Hal yang paling sering dialami pelaku usaha, ialah permodalan. Itu yang menyebabkan pihaknya kalah bersaing dengan pengusaha dari luar daerah. Yang mau membayar lebih. "Modal kerja kami sangat terbatas. Kami hanya bermitra dengan bank, tapi terbatas," ucap Buchari.

Terkadang, keterbatasan petani juga turut mereka tanggung. Semisal petani meminta bantuan untuk kebutuhan pupuk atau biaya operasional saat panen. "Ini buka ijon. Tapi kami membantu mereka karena mereka memerlukannya. Lalu sebagai gantinya kami ambil gabah mereka. Itu juga sesuai harga yang kami sepakati," jelasnya.

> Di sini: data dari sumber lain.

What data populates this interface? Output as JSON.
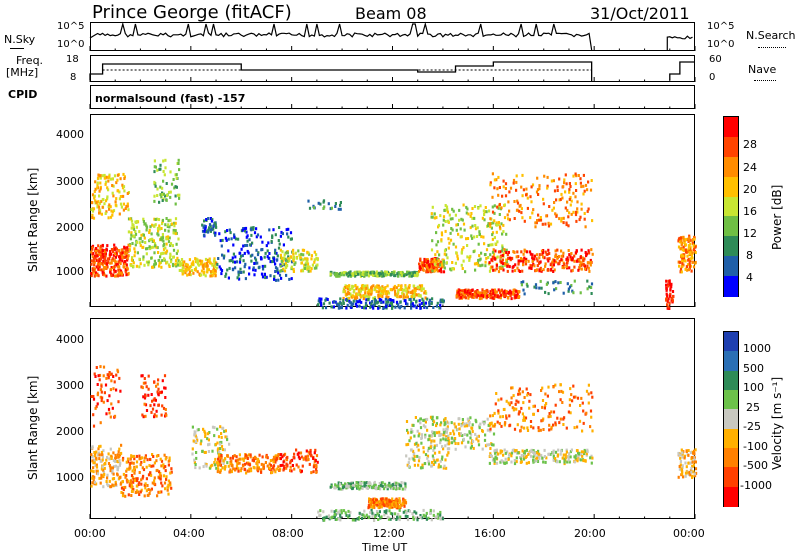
{
  "header": {
    "station": "Prince George (fitACF)",
    "beam": "Beam 08",
    "date": "31/Oct/2011"
  },
  "sidepanel": {
    "nsky_label": "N.Sky",
    "nsky_ticks": [
      "10^5",
      "10^0"
    ],
    "nsearch_label": "N.Search",
    "nsearch_ticks": [
      "10^5",
      "10^0"
    ],
    "freq_label": "Freq.",
    "freq_unit": "[MHz]",
    "freq_ticks": [
      "18",
      "8"
    ],
    "nave_label": "Nave",
    "nave_ticks": [
      "60",
      "0"
    ],
    "cpid_label": "CPID",
    "cpid_value": "normalsound (fast) -157"
  },
  "chart_data": [
    {
      "type": "heatmap",
      "name": "power-panel",
      "ylabel": "Slant Range [km]",
      "yticks": [
        "4000",
        "3000",
        "2000",
        "1000"
      ],
      "ylim": [
        180,
        4500
      ],
      "colorbar": {
        "title": "Power [dB]",
        "ticks": [
          "28",
          "24",
          "20",
          "16",
          "12",
          "8",
          "4"
        ],
        "colors": [
          "#ff0000",
          "#ff4400",
          "#ff8c00",
          "#ffc000",
          "#c8e632",
          "#6fbf44",
          "#2e8b57",
          "#1f5fa8",
          "#0000ff"
        ]
      }
    },
    {
      "type": "heatmap",
      "name": "velocity-panel",
      "ylabel": "Slant Range [km]",
      "yticks": [
        "4000",
        "3000",
        "2000",
        "1000"
      ],
      "ylim": [
        180,
        4500
      ],
      "xlabel": "Time UT",
      "xticks": [
        "00:00",
        "04:00",
        "08:00",
        "12:00",
        "16:00",
        "20:00",
        "00:00"
      ],
      "colorbar": {
        "title": "Velocity [m s⁻¹]",
        "ticks": [
          "1000",
          "500",
          "100",
          "25",
          "-25",
          "-100",
          "-500",
          "-1000"
        ],
        "colors": [
          "#1e3fb0",
          "#2a6fb5",
          "#2e8b57",
          "#6cc24a",
          "#c8c8c0",
          "#ffb000",
          "#ff8000",
          "#ff4000",
          "#ff0000"
        ]
      }
    }
  ]
}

Untuk gabah dari petani, 58 pengusaha yang ada di Kecamatan Babulu sudah memiliki kesepakatan harga bersama dengan petani. Yaitu Rp 3.700 per kilogramnya. "Sesuai arahan Bulog, 3.700 gabah kering panen dari sawah," katanya.

Buchari menyebutkan, pihaknya hanya mendapatkan untung bukan dari hasil penjualan beras. Namun hanya dari upah penggiling sekira Rp 200 per kilogramnya. "Jadi kami dari penggilingan tidak mendapat keuntungan dari penjualan beras. Hanya upah giling saja," ungkapnya.